While searching around the US Patent Applications database, looking at user recommendations programs tied to toolbars, I happened across a patent application that describes some of the nuances of how Stumbleupon works.
If you use Stumbleupon, you already have a working knowledge of how stumbleupon does what it does. If you want to dig a little deeper under the hood, the patent filing provides a more detailed view.
Method and system for single-action personalized recommendation and display of internet content
Invented by Eric Boyd,Justin LaFrance, Geoff Smith,and Garrett Camp
US Patent Application 20030195884
Published October 16, 2003
Filed: April 11, 2003
A method and system for single-action personalized recommendation and display of content via the Internet. The recommendation is given by a server system and received by a client system. The content itself has been previously recommended to the server system by the users of the client system. Client system recommendations to the server system are also invoked with a single-action. Recommended content is referred to by a URL. Users can rate content to the server system using a single-action. The server system performs recommendation calculations using user-specific information such as user preferences, demographic data, content rating history, and content-specific information. The content rating history of other users may also influence these calculations. Client systems display recommended content directly to the user in response to only a single-action.
Chris Sherman discussed similarities between the Stumbleupon and Google queryless search, and their differences at Search Engine Land in Google Offers “Queryless Search” & Personalized Recommendations. As Chris notes, the major difference is that Stumbleupon depends upon users filling out profiles to allow the system to learn about users and offer recommendations, where Google learns about users by paying attention to what pages they visit on the Web.
I’ve mentioned the Google patent application behind the queryless search process on previous posts, but here’s a little information about it in case you want to look at it more deeply:
A user’s prior searching and browsing activities are recorded for subsequent use. A user may examine the user’s prior searching and browsing activities in a number of different ways, including indications of the user’s prior activities related to advertisements. A set of search results may be modified in accordance with the user’s historical activities. The user’s activities may be examined to identify a set of preferred locations. The user’s set of activities may be shared with one or more other users. The set of preferred locations presented to the user may be enhanced to include the preferred locations of one or more other users. A user’s browsing activities may be monitored from one or more different client devices or client application. A user’s browsing volume may be graphically displayed.
There have been some rumors of an eBay acquisition of Stumbleupon, and speculation about what eBay might do with the company if they bought them. A patent application from eBay describes their creation of watch lists, wish lists, personalized user pages, and rankings of sale items listings based upon monitoring visits to sites.
The patent application doesn’t state explicitly that it would provide personalized recommendations based upon similar user profiles, culled with information that eBay users provide, but that might not be a step too far to take based upon what it does provide.
Imagine a specialized Stumbleupon for eBay, which could deliver recommendations of listings to eBay Stumblers based upon their wish list and watch list indications, their locations, and other user information.
System to generate an aggregate interest indication with respect to an information item
Invented by Adam Nash
US Patent Application 20060095431
Published May 4, 2006
Filed: December 30, 2004
A paragraph from the document that provides a little insight into what it involves:
 In one embodiment, the navigation applications 56 may include one or more search enhancement applications 80, which operate to provide information to users (e.g., via a “homepage” of the network-based marketplace 12) regarding activities that are being performed by a user community.

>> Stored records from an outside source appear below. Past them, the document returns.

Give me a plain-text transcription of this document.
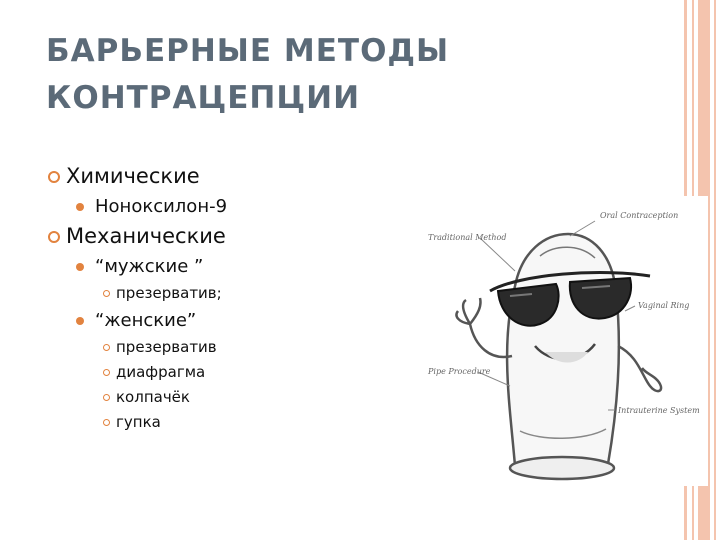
БАРЬЕРНЫЕ МЕТОДЫ
КОНТРАЦЕПЦИИ
Химические
Ноноксилон-9
Механические
“мужские ”
презерватив;
“женские”
презерватив
диафрагма
колпачёк
гупка
Oral Contraception
Traditional Method
Vaginal Ring
Pipe Procedure
Intrauterine System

For example in one embodiment, the search enhancement applications 80 may identify lists of top ranked listings, published by the network-based marketplace 12. One such a list of top ranked listings may be a list of listings that are the most “monitored” by a community of users, the monitoring function being supported by an interest module 82 of the applications 80.
For example, the interest module 82 may enable a user to add a particular listing to a “watch list” or “monitored list” that is maintained by the network-based marketplace 12 on behalf of the user. The interest module 82 may also enable users to register interest with respect to a listing in one of a number of other ways, including by adding a particular listing to a “gift registry” or “wish list” that is maintained for the user.
The lists may also be restricted or based on other attributes (e.g., category, price, geographic location of seller, etc.).
Steve Bryant, at Google Watch, draws a connection between eBay and Stumbleupon in one of his posts last week: Why Does eBay Want StumbleUpon? To Promote Its Auctions.
Stumbleupon announced last week that they were launching a new service that allows users to limit the sites that they stumble through to a certain set number of specific sites in what they call Stumblethru.
Using Stumblethru in eBay, with your wishlist and watch list information as part of the recommendation information would seem to be a great opportunity for eBay. Is it something we’ll see?